Reddy M M, Quinton P M
Division of Biomedical Sciences, University of California, Riverside 92521, USA.
Am J Physiol. 1996 Feb;270(2 Pt 1):C474-80. doi: 10.1152/ajpcell.1996.270.2.C474.
Cystic fibrosis transmembrane conductance regulator (CFTR) is a phosphorylation-activated Cl channel. However, very little is known about the endogenous mechanism(s) of deactivation of CFTR-Cl conductance (CFTR-GCl) in vivo. We studied the action of endogenous phosphatases in regulation of the adenosine 3',5'-cyclic monophosphate (cAMP)- and ATP-induced CFTR-GCl in the apical membrane of microperfused preparations of basolaterally permeabilized native sweat duct. Activation of CFTR-GCl was monitored by measuring the apical Cl diffusion potentials and GCl, which spontaneously deactivated on removal of cAMP. This spontaneous loss of CFTR-GCl activity could be prevented by a cocktail of phosphatase inhibitors (fluoride, vanadate, and okadaic acid). We studied the effects of each of these phosphatase antagonists on the rate of deactivation of CFTR-GCl after cAMP washout. In contrast to vanadate or fluoride, okadaic acid virtually prevented deactivation of CFTR-GCl after cAMP washout. We conclude that either or both protein phosphatases 1 and 2A are responsible for the dephosphorylation deactivation of CFTR-GCl in vivo.

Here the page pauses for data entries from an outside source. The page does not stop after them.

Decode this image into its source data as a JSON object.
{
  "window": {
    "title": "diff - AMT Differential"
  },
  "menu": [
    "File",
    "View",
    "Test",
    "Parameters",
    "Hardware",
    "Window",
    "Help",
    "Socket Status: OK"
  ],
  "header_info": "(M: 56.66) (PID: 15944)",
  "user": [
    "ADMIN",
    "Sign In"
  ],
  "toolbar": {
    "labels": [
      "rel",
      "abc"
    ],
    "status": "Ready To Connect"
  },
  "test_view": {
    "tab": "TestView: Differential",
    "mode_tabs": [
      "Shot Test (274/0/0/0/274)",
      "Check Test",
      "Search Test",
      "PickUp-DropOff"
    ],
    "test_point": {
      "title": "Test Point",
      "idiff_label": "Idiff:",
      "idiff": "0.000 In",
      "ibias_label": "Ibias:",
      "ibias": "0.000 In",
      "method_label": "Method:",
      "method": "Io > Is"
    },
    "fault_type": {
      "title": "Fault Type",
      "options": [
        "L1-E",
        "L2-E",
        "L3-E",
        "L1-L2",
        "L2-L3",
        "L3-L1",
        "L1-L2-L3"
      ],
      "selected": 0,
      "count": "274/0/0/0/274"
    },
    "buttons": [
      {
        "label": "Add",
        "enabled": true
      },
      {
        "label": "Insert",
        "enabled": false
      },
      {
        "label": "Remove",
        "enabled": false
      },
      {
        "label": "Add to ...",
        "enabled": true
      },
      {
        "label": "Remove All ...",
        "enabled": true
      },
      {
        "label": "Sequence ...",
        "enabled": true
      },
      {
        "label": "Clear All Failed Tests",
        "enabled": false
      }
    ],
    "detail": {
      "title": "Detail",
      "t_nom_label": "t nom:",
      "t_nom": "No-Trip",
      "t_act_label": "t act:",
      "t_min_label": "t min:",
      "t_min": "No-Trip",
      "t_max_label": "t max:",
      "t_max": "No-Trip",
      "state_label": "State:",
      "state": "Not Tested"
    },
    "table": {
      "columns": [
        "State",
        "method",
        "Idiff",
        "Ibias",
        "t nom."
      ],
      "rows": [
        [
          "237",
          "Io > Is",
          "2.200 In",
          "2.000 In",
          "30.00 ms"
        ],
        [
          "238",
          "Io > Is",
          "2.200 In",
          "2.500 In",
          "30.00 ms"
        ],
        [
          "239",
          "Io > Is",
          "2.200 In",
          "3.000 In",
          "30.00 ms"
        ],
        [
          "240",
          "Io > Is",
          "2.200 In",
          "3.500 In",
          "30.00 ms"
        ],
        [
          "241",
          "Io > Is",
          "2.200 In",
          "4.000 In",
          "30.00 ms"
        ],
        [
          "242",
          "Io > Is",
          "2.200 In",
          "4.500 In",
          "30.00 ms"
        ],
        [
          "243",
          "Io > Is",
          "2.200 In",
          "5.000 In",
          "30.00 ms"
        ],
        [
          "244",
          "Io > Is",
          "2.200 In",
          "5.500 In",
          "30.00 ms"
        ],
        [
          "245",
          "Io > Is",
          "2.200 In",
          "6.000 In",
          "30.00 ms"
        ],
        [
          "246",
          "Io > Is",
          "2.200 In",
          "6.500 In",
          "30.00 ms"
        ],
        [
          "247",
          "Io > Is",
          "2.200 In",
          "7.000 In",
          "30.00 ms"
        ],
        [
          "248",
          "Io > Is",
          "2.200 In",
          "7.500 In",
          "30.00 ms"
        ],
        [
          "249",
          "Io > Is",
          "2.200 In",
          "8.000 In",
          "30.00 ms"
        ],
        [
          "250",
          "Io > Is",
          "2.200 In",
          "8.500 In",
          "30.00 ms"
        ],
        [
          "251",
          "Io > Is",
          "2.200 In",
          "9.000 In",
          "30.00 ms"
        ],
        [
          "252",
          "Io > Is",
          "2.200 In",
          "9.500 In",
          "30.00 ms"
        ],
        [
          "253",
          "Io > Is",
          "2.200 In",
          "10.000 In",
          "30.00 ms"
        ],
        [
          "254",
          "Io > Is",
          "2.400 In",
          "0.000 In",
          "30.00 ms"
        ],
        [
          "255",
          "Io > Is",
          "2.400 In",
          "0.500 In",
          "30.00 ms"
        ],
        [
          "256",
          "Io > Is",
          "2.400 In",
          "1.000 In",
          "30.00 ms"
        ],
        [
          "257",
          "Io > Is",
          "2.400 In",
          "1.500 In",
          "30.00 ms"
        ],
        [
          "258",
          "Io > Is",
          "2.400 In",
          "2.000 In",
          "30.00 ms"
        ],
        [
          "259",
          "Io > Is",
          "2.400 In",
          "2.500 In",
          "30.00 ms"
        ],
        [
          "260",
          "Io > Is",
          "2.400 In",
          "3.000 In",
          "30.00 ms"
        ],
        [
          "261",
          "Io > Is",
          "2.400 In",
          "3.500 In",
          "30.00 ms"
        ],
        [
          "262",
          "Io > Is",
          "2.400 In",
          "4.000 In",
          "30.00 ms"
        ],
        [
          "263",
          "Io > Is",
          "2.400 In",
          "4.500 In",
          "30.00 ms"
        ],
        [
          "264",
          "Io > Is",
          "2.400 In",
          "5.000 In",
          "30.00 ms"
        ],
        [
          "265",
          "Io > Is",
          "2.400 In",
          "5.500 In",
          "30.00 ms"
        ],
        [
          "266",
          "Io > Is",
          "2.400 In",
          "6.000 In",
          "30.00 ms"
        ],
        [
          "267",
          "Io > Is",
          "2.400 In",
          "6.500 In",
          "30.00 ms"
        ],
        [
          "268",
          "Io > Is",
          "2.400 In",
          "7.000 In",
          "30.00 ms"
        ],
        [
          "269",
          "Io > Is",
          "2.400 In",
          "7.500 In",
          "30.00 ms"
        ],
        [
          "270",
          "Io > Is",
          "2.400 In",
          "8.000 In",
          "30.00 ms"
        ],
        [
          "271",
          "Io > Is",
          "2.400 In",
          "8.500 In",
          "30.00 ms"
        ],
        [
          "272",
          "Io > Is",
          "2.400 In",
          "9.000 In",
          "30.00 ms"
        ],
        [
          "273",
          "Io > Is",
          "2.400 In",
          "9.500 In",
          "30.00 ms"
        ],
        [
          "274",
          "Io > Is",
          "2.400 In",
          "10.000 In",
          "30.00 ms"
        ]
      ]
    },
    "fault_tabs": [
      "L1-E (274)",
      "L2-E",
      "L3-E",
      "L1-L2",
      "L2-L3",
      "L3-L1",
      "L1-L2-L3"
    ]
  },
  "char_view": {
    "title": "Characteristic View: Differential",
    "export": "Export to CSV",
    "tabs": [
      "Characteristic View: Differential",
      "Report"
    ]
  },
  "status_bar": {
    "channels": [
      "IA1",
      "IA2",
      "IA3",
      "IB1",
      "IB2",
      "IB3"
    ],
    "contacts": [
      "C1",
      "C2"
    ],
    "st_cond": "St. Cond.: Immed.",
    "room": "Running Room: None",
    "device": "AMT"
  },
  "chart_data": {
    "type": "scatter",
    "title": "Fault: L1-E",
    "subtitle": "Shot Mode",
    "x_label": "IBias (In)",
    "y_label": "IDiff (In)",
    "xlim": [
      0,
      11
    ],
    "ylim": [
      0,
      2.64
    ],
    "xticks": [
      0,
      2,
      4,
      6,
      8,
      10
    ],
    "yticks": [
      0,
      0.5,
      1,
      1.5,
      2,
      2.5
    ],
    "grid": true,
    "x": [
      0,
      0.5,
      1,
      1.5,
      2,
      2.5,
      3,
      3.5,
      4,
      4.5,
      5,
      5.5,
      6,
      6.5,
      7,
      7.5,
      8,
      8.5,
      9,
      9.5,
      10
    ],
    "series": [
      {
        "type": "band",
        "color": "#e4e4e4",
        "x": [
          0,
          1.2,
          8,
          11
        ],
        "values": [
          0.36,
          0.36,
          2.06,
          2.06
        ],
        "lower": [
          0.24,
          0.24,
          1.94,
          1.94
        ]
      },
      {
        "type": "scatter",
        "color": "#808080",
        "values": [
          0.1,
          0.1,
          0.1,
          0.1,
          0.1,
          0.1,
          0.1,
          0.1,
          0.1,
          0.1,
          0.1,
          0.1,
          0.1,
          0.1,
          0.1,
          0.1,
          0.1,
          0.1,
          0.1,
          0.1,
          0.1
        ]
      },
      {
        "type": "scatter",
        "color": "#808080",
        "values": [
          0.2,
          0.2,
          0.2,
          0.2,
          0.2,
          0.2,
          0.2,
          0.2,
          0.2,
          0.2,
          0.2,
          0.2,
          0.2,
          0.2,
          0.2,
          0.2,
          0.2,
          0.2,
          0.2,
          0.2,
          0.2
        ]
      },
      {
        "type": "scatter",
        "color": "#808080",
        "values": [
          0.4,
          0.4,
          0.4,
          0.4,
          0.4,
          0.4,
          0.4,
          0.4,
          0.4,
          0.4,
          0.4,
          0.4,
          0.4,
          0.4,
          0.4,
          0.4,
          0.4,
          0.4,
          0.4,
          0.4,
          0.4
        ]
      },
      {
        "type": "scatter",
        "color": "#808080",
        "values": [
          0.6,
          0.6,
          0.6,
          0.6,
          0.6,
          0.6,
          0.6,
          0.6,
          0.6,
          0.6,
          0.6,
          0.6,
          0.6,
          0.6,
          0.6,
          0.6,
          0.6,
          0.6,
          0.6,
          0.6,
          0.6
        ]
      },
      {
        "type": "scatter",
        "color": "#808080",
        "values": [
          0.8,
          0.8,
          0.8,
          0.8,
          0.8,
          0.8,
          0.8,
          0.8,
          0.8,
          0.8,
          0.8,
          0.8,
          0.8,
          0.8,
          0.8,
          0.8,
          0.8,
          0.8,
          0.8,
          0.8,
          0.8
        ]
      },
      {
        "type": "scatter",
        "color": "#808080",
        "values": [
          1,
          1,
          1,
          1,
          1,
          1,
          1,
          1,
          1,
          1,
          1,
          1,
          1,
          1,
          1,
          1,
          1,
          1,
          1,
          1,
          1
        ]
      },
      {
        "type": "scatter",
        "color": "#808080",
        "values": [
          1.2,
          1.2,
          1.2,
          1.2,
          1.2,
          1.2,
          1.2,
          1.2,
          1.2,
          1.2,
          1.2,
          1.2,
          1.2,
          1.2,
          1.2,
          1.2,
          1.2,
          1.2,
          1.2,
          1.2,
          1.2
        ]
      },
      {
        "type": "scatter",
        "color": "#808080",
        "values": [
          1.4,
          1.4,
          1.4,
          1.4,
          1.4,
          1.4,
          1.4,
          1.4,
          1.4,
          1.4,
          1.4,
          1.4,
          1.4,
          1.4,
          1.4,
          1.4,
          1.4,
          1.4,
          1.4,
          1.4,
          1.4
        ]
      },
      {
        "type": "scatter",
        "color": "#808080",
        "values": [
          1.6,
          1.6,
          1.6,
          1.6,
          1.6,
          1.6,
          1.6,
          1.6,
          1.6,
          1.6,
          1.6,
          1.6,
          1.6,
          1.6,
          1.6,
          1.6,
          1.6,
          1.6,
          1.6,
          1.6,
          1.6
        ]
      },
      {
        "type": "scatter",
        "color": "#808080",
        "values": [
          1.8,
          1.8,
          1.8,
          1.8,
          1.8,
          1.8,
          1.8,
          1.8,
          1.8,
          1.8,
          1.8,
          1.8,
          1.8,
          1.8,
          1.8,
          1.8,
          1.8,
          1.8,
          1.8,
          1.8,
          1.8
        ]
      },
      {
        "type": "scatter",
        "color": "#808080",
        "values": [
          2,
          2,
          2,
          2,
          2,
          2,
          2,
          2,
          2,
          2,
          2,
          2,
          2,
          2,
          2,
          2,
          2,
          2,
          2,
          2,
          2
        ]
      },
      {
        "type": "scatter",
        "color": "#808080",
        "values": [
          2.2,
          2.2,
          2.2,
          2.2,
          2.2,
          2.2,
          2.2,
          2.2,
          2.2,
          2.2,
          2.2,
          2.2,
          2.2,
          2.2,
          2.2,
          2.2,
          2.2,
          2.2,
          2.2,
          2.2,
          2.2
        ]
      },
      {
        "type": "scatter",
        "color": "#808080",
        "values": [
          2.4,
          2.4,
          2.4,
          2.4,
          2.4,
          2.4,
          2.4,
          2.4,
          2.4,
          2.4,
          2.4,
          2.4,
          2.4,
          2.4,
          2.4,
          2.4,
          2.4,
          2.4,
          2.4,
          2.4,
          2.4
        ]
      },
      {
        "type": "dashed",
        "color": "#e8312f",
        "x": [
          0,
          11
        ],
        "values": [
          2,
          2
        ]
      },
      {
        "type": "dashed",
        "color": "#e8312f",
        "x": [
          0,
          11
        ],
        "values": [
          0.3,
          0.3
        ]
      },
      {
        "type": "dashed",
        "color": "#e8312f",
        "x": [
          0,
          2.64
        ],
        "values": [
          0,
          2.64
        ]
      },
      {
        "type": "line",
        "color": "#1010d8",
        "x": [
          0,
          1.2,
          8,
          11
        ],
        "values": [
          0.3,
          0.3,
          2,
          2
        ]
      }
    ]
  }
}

囊性纤维化跨膜传导调节因子(CFTR)是一种磷酸化激活的氯离子通道。然而,关于体内CFTR氯离子传导(CFTR-GCl)失活的内源性机制,人们了解甚少。我们研究了内源性磷酸酶对微灌注的基底外侧通透的天然汗腺导管顶端膜中腺苷3',5'-环磷酸(cAMP)和ATP诱导的CFTR-GCl的调节作用。通过测量顶端氯离子扩散电位和GCl来监测CFTR-GCl的激活,去除cAMP后其会自发失活。磷酸酶抑制剂(氟化物、钒酸盐和冈田酸)混合物可防止CFTR-GCl活性的这种自发丧失。我们研究了这些磷酸酶拮抗剂各自对cAMP洗脱后CFTR-GCl失活速率的影响。与钒酸盐或氟化物不同,冈田酸实际上可防止cAMP洗脱后CFTR-GCl的失活。我们得出结论,蛋白磷酸酶1和2A中的一种或两种负责体内CFTR-GCl的去磷酸化失活。